In December 2007, 10 black-footed ferrets were released near Vernal, Utah, in the Snake John Reef, bringing the total number released in the Coyote Basin area to 313. This area shares prairie dog towns with Colorado. This most recent group of ferrets is part of a study on a new vaccine that may protect the animals from sylvatic plague.
Also in December, 24 ferrets were released on privately owned ranches in Logan County, Kan. Another 10 were released on The Nature Conservancy’s Smoky Valley Ranch, also in Logan County.
December was also busy at Wind Cave National Park, S.D., where 49 ferrets from the Conata Basin and the Colorado FCC were introduced over a five-month period. In late 2007, three of the four prairie dog colonies where 45 of the 49 black-footed ferrets had been released were surveyed over a five-day period. Of the 49 ferrets released, volunteers observed 18 to 20 of the 45 ferrets. Observers were able to get readings on 10 of the ferrets.
Future reintroduction programs are planned for Wyoming’s Thunder Basin National Grassland (2008) and Ontario, Canada (2009). The Canadian reintroduction, originally scheduled for 2007, has been delayed to provide the ferrets with the greatest chance of success.
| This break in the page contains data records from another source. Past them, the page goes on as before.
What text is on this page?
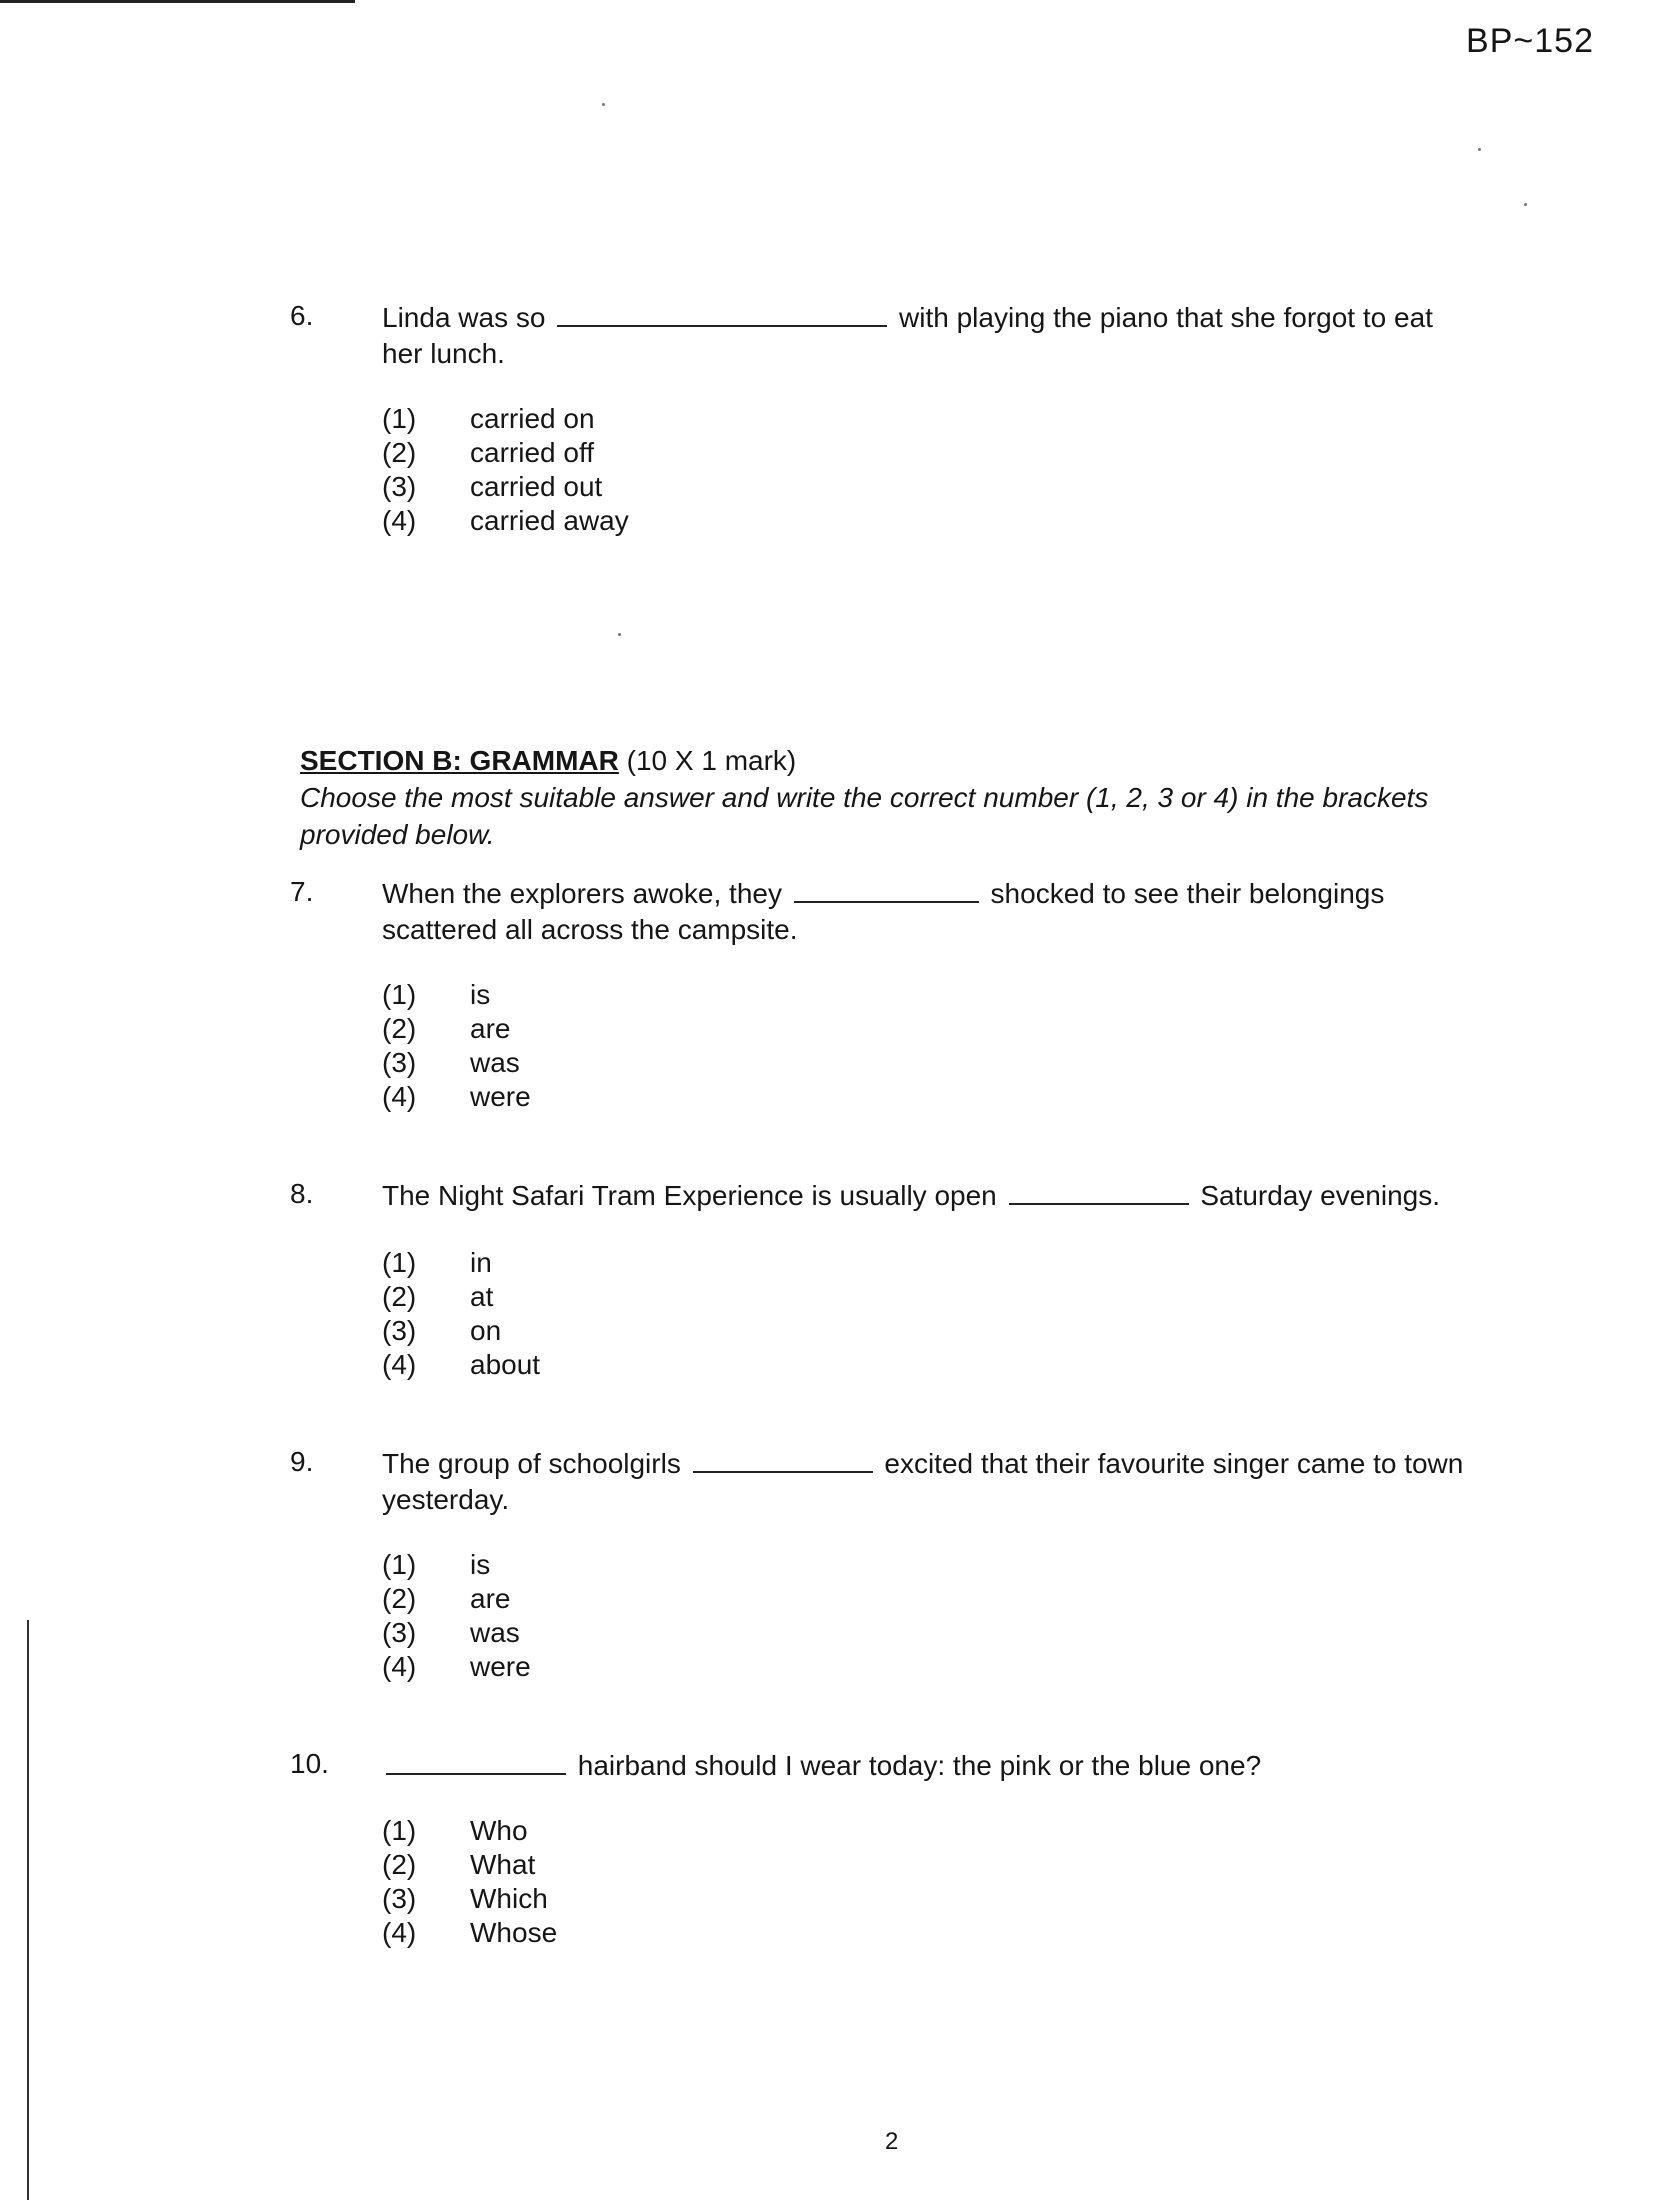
BP~152
6. Linda was so	with playing the piano that she forgot to eat her lunch.
(1) carried on
(2) carried off
(3) carried out
(4) carried away
SECTION B: GRAMMAR (10 X 1 mark)
Choose the most suitable answer and write the correct number (1, 2, 3 or 4) in the brackets provided below.
7. When the explorers awoke, they	shocked to see their belongings scattered all across the campsite.
(1) is
(2) are
(3) was
(4) were
8. The Night Safari Tram Experience is usually open	Saturday evenings.
(1) in
(2) at
(3) on
(4) about
9. The group of schoolgirls	excited that their favourite singer came to town yesterday.
(1) is
(2) are
(3) was
(4) were
10.	hairband should I wear today: the pink or the blue one?
(1) Who
(2) What
(3) Which
(4) Whose
2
More Than A Species Is At Stake
As encouraging as news of the recovery may be, biologists and conservationists alike agree that the most exciting part of a successful reintroduction program is that it is the sign of a healthy ecosystem. Black-tailed prairie dogs are a significant species in the Great Plains on which many other animals depend. They create an extensive network of tunnels that provide homes to numerous species, including long-billed curlews, mountain plovers, burrowing owls, and other prairie birds, as well as prairie rattlesnakes. They are a critical source of food for many predators, including ferruginous hawks, swift foxes and golden eagles. All of the species benefit from a functioning prairie ecosystem with a healthy predator-prey system. “A lot of people have trouble grasping why we should care about wildlife, but this is our legacy for the future,” Marinari said. “It’s a sign of a healthy environment and healthy ecosystem.”
Renee Downs currently resides in the Connecticut woods, where she is studying bioacoustics. The Poop-In-The-Corner Gang has moved on to the Rainbow Bridge without her. She is kept on her toes, however, by the Wayfaring Weasels: Rocky Bobbles (Virginia), Sammy (Texas), Jersey (New Jersey) and Odie (New York). Have you had your ferret’s hearing tested?